There are many active Open Source Software projects but some may be thinking you get what you pay for, so if it's free there must be something wrong with it. Sometimes this is true but there are open source software projects providing stable, scalable applications. The key is to know where to look and what to look for when evaluating the stability and scalability.

Here are a few interesting facts and examples of Open Source projects:

Apache is the number one web server at nearly 62% of all installations.
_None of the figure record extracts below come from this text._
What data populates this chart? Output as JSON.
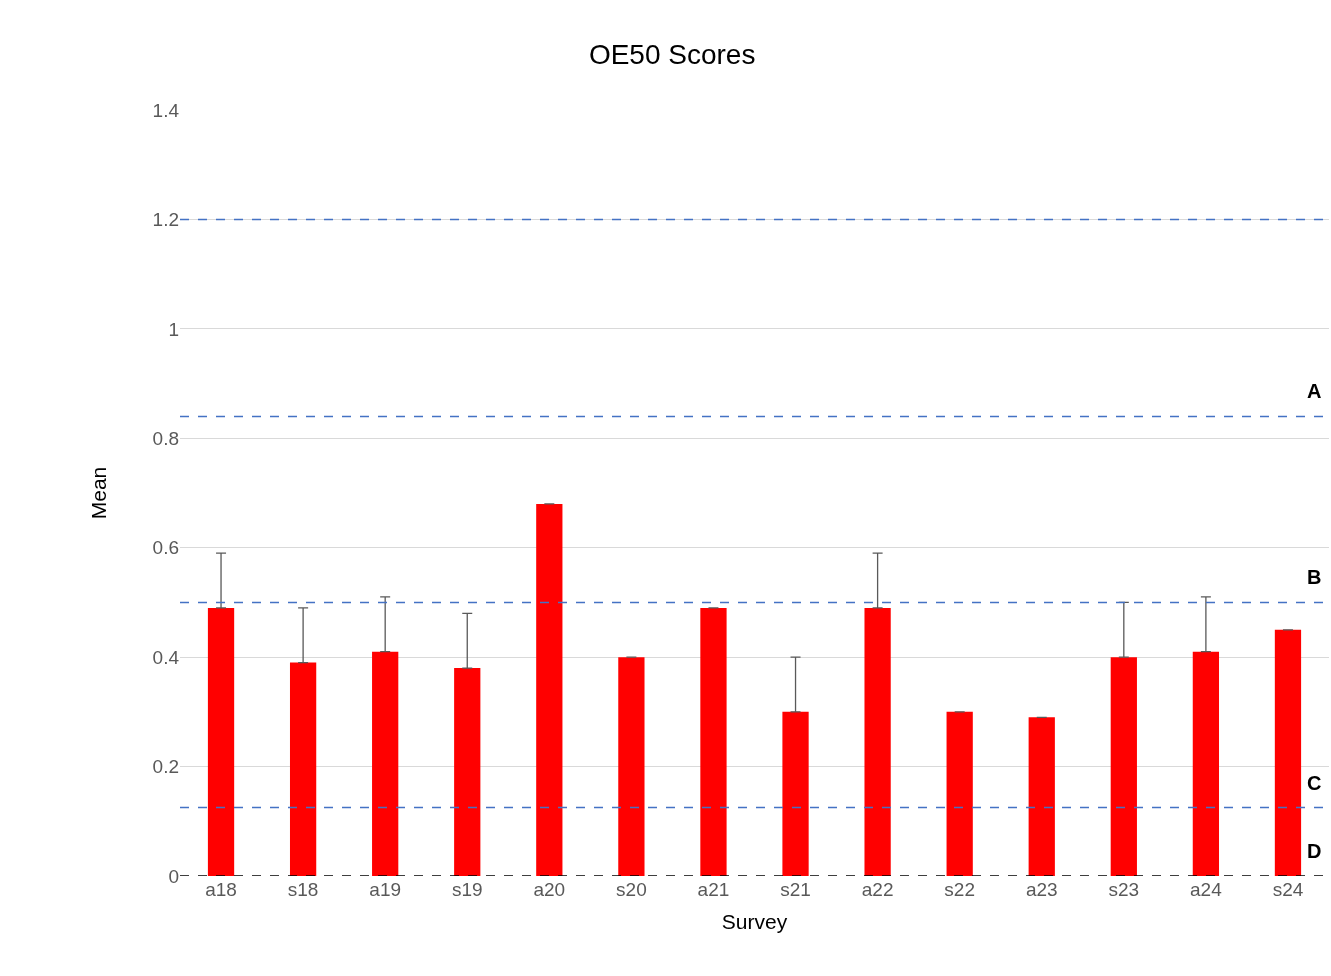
{
  "chart_data": {
    "type": "bar",
    "title": "OE50 Scores",
    "xlabel": "Survey",
    "ylabel": "Mean",
    "categories": [
      "a18",
      "s18",
      "a19",
      "s19",
      "a20",
      "s20",
      "a21",
      "s21",
      "a22",
      "s22",
      "a23",
      "s23",
      "a24",
      "s24"
    ],
    "values": [
      0.49,
      0.39,
      0.41,
      0.38,
      0.68,
      0.4,
      0.49,
      0.3,
      0.49,
      0.3,
      0.29,
      0.4,
      0.41,
      0.45
    ],
    "errors": [
      [
        0.49,
        0.59
      ],
      [
        0.39,
        0.49
      ],
      [
        0.41,
        0.51
      ],
      [
        0.38,
        0.48
      ],
      [
        0.68,
        0.68
      ],
      [
        0.4,
        0.4
      ],
      [
        0.49,
        0.49
      ],
      [
        0.3,
        0.4
      ],
      [
        0.49,
        0.59
      ],
      [
        0.3,
        0.3
      ],
      [
        0.29,
        0.29
      ],
      [
        0.4,
        0.5
      ],
      [
        0.41,
        0.51
      ],
      null
    ],
    "color": "#ff0000",
    "ylim": [
      0,
      1.4
    ],
    "yticks": [
      0,
      0.2,
      0.4,
      0.6,
      0.8,
      1,
      1.2,
      1.4
    ],
    "grid": "y",
    "ref_lines": [
      {
        "axis": "y",
        "value": 1.2,
        "color": "#4472c4",
        "line_style": "dashed"
      },
      {
        "axis": "y",
        "value": 0.84,
        "label": "A",
        "color": "#4472c4",
        "line_style": "dashed"
      },
      {
        "axis": "y",
        "value": 0.5,
        "label": "B",
        "color": "#4472c4",
        "line_style": "dashed"
      },
      {
        "axis": "y",
        "value": 0.125,
        "label": "C",
        "color": "#4472c4",
        "line_style": "dashed"
      },
      {
        "axis": "y",
        "value": 0,
        "label": "D",
        "color": "#000000",
        "line_style": "dashed"
      }
    ]
  }
}
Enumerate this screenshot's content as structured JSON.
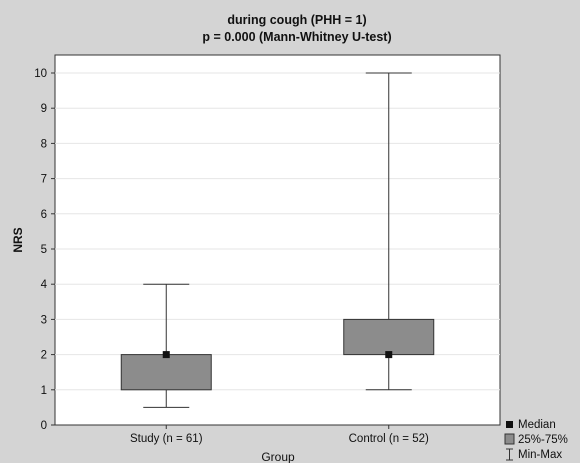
{
  "chart_data": {
    "type": "boxplot",
    "title": "during cough (PHH = 1)",
    "subtitle": "p = 0.000 (Mann-Whitney U-test)",
    "xlabel": "Group",
    "ylabel": "NRS",
    "ylim": [
      0,
      10
    ],
    "yticks": [
      0,
      1,
      2,
      3,
      4,
      5,
      6,
      7,
      8,
      9,
      10
    ],
    "grid": true,
    "legend_position": "bottom-right",
    "categories": [
      "Study (n = 61)",
      "Control (n = 52)"
    ],
    "boxes": [
      {
        "category": "Study (n = 61)",
        "min": 0.5,
        "q1": 1,
        "median": 2,
        "q3": 2,
        "max": 4
      },
      {
        "category": "Control (n = 52)",
        "min": 1,
        "q1": 2,
        "median": 2,
        "q3": 3,
        "max": 10
      }
    ],
    "legend": {
      "median": "Median",
      "iqr": "25%-75%",
      "range": "Min-Max"
    },
    "colors": {
      "background": "#d4d4d4",
      "plot_background": "#ffffff",
      "box_fill": "#8c8c8c",
      "line": "#333333",
      "grid": "#e6e6e6",
      "median_marker": "#111111"
    }
  }
}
Second place was help by Microsoft at just under 27%. (Source: Netcraft)
GNU/Linux is the number two operating system at nearly 30% of all servers behind Microsoft operating system at nearly 50%. (Source: Netcraft)

Sendmail (a mail transport agent) sendmail has become one of the standards of the Internet's infrastructure (TCP/IP, Apache, sendmail).

BIND the Berkley Internet Naming Daemon responsible for mapping domain names to IP addresses ran on 95% of all public reverse DNS servers. (Source: Information Sciences Institute of the University of Southern California).
MySQL founded in 1995 by two open source veterans, Michael "Monty" Widenius and David Axmark, with the help of Allan Larsson and claims 4 million installations worldwide and 30,000 downloads of the software per day making MySQL by far the planet's most widely distributed open-source database. (Source: mySQL)

PHP is a widely used general-purpose scripting language that is especially suited for Web development and can be embedded into HTML and as of May 2003 it was being used on 12,487,030 domains and 1,321,203 IP addresses. (Source: PHP)

Linux Operating System is over three years old and has grabbed 13.7 percent of the $50.9 billion market for server computers, and that figure is expected to jump to 25.2 percent in 2006, putting Linux in the No. 2 position. (Source: IDC)

SourceForge a site providing support tools and resources for the OSS/Free Software movement recently announced a major two year milestone of having more than a half million registered users, as well as a site record of nearly 63,000 registered projects. This is amazing growth of 25,000 new users per month.